E em conexão com isso, deixe-me dizer, de que maneiras maravilhosas o Senhor Jesus, o Cristo de Deus, é mais do que um Reparador de todas as fendas, ou do que um Restaurador de veredas para nelas habitar. Ele certamente é isso, mas Ele é mais do que isso.

Sabemos como tudo o que foi confiado ao homem, de tempos em tempos, falhou nas mãos do homem e decepcionou (falo como homem) as expectativas divinas. Adão no Éden ou na bela criação imaculada. Noé no novo mundo. Israel em Canaã. A casa de Davi no trono. A casa de Levi no santuário. O gentio com a espada e o poder, como um deus terrenal. O castiçal. Tudo se provou falso. Mas todos os propósitos, todas as expectativas divinas em cada um e em todos eles, serão respondidos e realizados por Cristo. A Terra florescerá novamente. Israel, Davi e Levi, povo, rei e sacerdote, estarão todos em seus devidos lugares e serviços nos dias do Messias. O governo do mundo será em justiça, e a Igreja será apresentada em plena beleza, uma Igreja gloriosa e sem mácula.

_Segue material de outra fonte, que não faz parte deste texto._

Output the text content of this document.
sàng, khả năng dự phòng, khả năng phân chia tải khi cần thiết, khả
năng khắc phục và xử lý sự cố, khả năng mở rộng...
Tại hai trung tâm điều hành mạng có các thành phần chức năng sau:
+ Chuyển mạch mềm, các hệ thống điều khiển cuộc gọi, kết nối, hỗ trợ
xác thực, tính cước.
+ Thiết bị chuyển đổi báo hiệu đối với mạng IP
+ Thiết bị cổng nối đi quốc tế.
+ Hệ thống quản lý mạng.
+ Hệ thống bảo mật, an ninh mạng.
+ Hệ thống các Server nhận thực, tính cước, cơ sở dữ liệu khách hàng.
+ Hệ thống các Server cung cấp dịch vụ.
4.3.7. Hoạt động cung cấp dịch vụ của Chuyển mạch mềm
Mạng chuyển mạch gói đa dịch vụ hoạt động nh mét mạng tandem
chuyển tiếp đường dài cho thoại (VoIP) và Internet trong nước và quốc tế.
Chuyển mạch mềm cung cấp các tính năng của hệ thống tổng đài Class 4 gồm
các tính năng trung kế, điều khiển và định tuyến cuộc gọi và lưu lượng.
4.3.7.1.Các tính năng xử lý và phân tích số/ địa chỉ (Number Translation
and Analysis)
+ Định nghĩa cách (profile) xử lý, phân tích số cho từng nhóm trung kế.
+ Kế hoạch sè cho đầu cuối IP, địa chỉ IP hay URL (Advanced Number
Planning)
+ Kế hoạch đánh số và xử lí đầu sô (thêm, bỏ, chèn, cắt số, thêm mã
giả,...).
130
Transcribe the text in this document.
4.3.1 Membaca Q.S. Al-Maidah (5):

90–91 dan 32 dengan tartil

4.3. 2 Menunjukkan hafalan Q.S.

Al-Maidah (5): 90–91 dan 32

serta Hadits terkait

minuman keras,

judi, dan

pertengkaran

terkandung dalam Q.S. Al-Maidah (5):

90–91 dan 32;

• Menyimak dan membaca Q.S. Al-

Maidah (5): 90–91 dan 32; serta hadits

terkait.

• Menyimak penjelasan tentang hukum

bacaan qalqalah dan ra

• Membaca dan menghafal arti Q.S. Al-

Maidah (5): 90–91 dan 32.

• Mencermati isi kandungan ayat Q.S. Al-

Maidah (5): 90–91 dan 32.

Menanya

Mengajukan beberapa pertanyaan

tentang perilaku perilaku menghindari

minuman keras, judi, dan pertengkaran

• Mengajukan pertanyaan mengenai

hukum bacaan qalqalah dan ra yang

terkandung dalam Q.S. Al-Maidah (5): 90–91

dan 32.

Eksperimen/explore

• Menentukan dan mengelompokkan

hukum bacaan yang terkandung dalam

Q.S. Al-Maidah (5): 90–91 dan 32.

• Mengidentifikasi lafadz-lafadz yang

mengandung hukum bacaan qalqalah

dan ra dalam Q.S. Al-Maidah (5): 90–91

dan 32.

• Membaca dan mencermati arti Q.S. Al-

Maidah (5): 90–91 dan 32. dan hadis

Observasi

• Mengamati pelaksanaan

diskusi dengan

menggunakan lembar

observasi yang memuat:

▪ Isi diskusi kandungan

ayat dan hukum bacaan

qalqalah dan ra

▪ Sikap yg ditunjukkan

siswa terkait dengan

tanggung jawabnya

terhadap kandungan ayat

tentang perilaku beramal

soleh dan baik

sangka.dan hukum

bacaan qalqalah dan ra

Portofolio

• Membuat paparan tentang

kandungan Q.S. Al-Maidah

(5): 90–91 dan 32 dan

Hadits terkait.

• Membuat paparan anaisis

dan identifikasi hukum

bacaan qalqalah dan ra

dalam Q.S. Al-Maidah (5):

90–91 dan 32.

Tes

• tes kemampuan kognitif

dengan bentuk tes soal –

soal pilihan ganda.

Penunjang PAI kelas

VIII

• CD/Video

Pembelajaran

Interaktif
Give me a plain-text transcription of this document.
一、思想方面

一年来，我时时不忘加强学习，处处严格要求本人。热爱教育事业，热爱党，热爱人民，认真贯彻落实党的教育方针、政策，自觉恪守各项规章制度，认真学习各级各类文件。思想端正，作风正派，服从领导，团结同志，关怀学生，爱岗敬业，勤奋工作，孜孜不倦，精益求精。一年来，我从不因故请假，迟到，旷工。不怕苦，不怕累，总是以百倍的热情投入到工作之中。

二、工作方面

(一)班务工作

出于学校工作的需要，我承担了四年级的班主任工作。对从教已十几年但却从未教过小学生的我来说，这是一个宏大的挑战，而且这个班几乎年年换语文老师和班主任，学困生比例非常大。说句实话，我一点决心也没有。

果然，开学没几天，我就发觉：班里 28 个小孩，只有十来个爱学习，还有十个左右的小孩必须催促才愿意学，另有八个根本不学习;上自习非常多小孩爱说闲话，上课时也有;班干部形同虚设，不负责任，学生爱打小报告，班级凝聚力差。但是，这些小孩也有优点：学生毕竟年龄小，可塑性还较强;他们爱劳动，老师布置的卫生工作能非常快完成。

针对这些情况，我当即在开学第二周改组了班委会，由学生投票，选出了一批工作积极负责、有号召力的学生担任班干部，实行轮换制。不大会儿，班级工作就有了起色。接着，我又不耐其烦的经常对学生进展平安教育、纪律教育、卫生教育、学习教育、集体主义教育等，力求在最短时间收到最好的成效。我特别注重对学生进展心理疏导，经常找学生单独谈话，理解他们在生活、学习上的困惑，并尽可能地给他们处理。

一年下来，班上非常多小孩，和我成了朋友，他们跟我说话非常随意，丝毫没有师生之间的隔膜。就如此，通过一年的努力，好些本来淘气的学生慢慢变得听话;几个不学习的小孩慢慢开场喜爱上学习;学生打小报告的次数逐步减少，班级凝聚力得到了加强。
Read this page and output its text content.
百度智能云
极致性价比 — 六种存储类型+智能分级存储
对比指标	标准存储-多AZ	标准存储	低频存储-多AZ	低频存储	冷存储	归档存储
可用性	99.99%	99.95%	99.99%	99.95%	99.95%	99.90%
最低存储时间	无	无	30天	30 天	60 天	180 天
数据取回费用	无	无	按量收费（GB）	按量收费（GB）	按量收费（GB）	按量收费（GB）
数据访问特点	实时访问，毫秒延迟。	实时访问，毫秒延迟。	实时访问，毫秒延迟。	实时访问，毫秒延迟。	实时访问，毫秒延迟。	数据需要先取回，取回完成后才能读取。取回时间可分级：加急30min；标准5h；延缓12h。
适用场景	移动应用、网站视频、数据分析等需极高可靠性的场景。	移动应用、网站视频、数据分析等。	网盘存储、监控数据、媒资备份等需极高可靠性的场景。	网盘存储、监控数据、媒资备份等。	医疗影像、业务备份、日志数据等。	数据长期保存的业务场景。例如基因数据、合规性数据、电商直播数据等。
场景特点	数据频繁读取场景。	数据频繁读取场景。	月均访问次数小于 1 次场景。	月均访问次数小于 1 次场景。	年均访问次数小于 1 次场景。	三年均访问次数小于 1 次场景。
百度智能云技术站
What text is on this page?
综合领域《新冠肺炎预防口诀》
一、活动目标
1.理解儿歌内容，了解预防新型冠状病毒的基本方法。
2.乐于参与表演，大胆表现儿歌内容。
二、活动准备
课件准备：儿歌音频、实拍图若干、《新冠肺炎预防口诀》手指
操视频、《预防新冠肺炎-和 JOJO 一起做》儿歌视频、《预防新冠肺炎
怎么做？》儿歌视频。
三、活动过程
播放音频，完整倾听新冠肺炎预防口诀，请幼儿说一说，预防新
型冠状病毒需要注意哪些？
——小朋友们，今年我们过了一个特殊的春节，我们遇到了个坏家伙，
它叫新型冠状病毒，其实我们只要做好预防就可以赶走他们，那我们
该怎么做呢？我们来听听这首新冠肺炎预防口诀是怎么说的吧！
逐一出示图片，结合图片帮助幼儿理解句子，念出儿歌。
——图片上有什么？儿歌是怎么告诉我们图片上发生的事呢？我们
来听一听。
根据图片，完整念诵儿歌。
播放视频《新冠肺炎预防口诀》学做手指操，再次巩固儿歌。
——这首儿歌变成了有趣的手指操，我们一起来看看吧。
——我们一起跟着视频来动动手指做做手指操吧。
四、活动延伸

Tudo isso será assim, como nas mãos do grande Reparador de todas as fendas. Mas mais do que isso. No princípio, o Senhor Deus preparou um sábado. Adão o profanou. No devido tempo, Jeová preparou outro sábado em Canaã e em Salomão. Israel e a casa de Davi o profanaram. Mas agora, abençoado por poder contá-lo, Cristo preparou um sábado para Deus. “tendo consumado a obra que Me deste a fazer”, disse Ele, dirigindo-Se ao Pai. E Deus entrou neste sábado. Ele descansa na obra consumada do Senhor Jesus; e Ele descansará nela para sempre.

Mistério maravilhoso e precioso! O homem, o primeiro homem, Adão, profanou o sábado que Deus havia santificado; o Homem, o Segundo Homem, Cristo, aperfeiçoou e preparou um sábado para o Senhor Deus, e Ele o desfrutará para sempre.

Podemos muito bem dizer que Cristo é um Reparador de fendas, sim, e muito mais, para Seu louvor, em admiração pelos caminhos de Deus.